I am pretty sure that since Smokey died that it makes me feel insecure and not safe.  I don't need another man in my life to leave me.  I need to feel safe, secure and loved again.  Dating someone for one month is too soon for any of it.  At least with all my Daily Strength friends I can vent all these things out to you and not be judged by any of it.  What can I say but I am a tad bit inseure these days.  After all, Smokey was the love of my life. 
Smokey would never cheat.  He was loyal, faithful and true blue.  What Smokey said is what he meant to say.  Smokey was a confident man.  Smokey and I figured these things before going out for 3 months.  We just knew what the other person was like and felt safe and secure before falling into love.  It doesn't happen this way to everyone so I was blessed that it did happen to me.   Dave is another kettle of fish and don't know what to make of him.  I don't think Dave is as confident as Smokey.  I don't know if this is going to be a short lived affair or will it develop into something more serious.  No one knows not even the people involved.  We said to each other we will take it one day at a time.  It is fine for now. 
Mornings of Monday to Friday are my worst for thinking all kinds of crazy things and non-crazy thoughts.  Monday to Friday I can count on me thinking all kinds of things.  Thank you for all my Daily Strength friends for letting me vent out all these things.  You are all worth your weight in gold or are one in a million. 
From Diane Baillie

Replies

OnMyOwn2010
OnMyOwn2010

Oh, honey ~ Those feelings of insecurity are common to all of us, I think, that have lost our loves...I think that\'s one of the hardest parts...losing that sense of safety and security that comes from being in a committed relationship...I am feeling very insecure myself...I hope I can overcome that feeling someday, because I learned a long time ago that insecurity makes it hard to trust...myself, my emotions, other people...and you\'re probably right about Dave being less confident than Smokey...after all he\'s had 2 women leave him by choice...that can shake a person\'s confidence...It blew mine out of the water when my first husband (who I realized later was just an idiot!) walked out on me... But, perhaps in time, both of you will begin to regain your sense of confidence and security with each other....in the mean time I willleave you with something my Pastor told me yesterday...\"Just accept it for what it is...a blessing from God...and Enjoy it.!\" Always here if you need to \"talk\"... Big Hugs ~E~
Patswife
Patswife

Hi Diane, How did you happen to find out that Dave said he would go after this woman if her spouse passed away?

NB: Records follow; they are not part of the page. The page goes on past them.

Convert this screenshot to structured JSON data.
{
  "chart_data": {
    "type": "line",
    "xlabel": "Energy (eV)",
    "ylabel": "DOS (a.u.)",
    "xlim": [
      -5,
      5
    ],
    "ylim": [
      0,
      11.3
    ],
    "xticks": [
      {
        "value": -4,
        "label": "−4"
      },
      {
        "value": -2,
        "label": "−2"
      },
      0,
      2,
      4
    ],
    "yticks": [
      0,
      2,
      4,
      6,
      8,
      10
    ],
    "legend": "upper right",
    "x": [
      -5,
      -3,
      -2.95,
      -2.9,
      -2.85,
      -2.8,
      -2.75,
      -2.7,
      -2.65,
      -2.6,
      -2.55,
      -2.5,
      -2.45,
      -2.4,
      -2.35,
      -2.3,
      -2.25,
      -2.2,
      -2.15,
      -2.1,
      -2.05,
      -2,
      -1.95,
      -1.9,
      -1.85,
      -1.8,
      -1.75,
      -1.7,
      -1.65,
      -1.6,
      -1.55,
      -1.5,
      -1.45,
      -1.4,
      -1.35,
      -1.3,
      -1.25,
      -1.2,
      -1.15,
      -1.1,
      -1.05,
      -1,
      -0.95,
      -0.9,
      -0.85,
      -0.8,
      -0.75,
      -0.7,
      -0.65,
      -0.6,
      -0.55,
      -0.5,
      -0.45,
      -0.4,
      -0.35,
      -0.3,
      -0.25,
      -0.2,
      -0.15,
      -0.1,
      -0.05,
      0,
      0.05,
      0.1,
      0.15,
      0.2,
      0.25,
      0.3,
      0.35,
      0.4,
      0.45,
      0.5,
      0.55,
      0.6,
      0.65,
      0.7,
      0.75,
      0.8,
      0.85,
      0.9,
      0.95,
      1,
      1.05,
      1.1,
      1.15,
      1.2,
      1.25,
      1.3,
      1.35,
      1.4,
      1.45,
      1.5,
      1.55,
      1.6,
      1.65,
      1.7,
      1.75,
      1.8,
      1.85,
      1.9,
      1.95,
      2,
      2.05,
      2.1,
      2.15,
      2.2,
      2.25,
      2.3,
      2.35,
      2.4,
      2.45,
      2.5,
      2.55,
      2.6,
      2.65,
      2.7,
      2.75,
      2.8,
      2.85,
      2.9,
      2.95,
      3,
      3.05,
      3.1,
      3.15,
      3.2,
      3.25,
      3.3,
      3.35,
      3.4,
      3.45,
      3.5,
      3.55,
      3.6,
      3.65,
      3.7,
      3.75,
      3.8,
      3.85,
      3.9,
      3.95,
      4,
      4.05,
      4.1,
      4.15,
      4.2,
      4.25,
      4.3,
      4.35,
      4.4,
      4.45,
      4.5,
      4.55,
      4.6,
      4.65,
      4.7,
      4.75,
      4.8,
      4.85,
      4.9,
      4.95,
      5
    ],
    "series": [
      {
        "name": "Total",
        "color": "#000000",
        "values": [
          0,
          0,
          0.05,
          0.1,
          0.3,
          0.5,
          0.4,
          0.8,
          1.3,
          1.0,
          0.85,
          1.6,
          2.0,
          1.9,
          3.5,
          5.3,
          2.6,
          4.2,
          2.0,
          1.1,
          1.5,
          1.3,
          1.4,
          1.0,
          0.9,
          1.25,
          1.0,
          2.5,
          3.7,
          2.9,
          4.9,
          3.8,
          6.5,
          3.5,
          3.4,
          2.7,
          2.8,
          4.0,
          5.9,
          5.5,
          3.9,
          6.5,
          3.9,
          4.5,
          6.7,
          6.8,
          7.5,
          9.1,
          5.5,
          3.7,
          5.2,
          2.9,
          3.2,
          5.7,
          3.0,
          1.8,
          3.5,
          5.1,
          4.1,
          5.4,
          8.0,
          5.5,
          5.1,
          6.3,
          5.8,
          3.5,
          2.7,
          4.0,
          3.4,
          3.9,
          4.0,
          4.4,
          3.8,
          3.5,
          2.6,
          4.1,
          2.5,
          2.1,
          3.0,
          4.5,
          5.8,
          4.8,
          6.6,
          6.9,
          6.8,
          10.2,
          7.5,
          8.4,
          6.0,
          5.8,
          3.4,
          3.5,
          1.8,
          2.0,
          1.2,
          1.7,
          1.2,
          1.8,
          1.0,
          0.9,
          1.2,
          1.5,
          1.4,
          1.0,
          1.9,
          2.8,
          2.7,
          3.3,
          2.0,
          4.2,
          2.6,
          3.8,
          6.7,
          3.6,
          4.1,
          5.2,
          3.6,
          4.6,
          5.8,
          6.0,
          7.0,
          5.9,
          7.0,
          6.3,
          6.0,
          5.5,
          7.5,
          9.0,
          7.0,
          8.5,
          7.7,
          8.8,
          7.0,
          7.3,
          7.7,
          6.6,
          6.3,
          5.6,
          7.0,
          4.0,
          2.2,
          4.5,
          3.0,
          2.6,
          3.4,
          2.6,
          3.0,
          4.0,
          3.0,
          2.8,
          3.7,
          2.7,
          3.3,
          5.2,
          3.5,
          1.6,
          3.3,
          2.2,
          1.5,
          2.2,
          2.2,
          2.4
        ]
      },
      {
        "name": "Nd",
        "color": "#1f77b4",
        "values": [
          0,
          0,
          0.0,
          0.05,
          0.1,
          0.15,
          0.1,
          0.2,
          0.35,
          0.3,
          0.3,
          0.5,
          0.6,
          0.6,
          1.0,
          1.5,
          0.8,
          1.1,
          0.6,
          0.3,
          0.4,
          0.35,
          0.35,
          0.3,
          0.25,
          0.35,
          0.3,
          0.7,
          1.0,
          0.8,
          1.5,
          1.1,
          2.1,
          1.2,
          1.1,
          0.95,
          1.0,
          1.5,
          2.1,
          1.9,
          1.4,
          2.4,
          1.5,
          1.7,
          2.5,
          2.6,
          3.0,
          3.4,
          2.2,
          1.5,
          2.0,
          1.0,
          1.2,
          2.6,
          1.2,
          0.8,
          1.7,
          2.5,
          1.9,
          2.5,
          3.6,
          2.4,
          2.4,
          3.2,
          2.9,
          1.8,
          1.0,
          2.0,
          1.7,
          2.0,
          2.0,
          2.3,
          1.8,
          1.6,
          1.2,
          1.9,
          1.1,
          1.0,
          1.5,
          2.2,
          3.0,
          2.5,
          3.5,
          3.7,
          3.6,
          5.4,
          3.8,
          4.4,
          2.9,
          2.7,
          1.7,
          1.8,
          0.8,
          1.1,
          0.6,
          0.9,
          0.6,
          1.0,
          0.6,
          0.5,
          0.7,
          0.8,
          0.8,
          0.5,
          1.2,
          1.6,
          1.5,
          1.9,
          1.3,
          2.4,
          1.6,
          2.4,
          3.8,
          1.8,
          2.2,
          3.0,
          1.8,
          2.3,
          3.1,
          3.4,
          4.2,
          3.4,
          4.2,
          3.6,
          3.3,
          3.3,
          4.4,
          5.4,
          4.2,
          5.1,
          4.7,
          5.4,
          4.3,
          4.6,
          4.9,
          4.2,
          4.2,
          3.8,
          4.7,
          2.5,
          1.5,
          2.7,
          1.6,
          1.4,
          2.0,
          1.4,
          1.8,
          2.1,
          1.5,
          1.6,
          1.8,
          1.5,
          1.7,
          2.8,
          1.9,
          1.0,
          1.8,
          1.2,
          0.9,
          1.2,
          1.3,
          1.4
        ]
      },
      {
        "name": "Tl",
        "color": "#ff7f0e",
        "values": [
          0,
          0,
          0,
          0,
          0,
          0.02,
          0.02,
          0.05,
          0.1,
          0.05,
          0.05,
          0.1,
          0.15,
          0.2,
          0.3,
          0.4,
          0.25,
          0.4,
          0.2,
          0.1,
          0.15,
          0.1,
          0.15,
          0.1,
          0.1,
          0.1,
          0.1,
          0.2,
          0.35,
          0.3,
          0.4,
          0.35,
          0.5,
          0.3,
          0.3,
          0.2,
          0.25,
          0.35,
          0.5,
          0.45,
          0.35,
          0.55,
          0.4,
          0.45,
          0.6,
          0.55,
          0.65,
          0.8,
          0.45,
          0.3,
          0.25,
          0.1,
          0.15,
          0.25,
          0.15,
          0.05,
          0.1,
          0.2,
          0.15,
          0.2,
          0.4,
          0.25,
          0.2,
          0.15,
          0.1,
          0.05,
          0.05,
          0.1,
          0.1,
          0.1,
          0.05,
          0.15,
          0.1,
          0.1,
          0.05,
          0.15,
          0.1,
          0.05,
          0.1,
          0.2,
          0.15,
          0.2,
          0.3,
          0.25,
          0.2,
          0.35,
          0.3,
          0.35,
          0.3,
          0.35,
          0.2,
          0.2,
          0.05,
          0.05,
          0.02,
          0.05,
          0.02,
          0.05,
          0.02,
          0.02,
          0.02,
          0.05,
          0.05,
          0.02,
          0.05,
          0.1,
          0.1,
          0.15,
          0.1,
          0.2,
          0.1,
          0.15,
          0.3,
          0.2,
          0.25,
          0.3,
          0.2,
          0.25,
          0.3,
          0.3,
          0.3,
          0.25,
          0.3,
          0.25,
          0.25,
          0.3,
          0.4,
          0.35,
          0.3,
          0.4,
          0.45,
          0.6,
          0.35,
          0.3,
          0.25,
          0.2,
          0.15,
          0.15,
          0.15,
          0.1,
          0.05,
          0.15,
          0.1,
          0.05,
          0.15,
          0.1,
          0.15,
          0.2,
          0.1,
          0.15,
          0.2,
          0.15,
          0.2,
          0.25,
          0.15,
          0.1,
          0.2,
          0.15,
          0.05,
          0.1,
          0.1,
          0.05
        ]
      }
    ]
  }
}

I\'m sorry but that all sounds pretty odd to me. What does your daughter think of this new relationship you have? Hugs, Wendy
deleted_user
deleted_user

Diane...after reading your post I don\'t know quite what to say. We always say how much Buddy and Smokey are alike and I, like you always felt so much love and that I was safe and secure. Now on my own I have days that are tough but I do OK. My ex-husband was one of those men that after I left him he was always looking for me in someone else. Over the years he has called me several times just to say \'Hi\"...and then after poor Buddy died he actually had the nerve to email me and I told him to get lost. I also dated a man and was engaged to him before I met Buddy that was still in love with his ex...it took me two years to realize that I didn\'t want to to second to another women ever...so I broke it off with him and Buddy walked into my life...how refreshing ...to be loved and give love back without games or worries. I don\'t know where I will go in the future as far as dating and men go but I do no I will not settle and I would rather be alone than every have to worry about a relationship...Buddy and Smokey had that going for them...good luck...sounds like you just need to let things fly and see what happens...hugs Ellen
deleted_user
deleted_user

Diane - Like I think I\'ve said before, you have to go with your heart - with your instinct and your gut feelings. I know that I was married and divorced before I met Mark. My heart never felt safe or secure and I never felt truly loved - until I met Mark and we married. It was a feeling like I can not even put into words - and I would never settle for less than that again.
I have been in love with and married to the best that there is..........and I know that you were also. Smokey was the best and for you to have doubts, or feel insecure........please don\'t settle for less than you\'re worth.
You\'re worth a lot - Smokey loves you more than words and would never want you to feel less than you felt with him.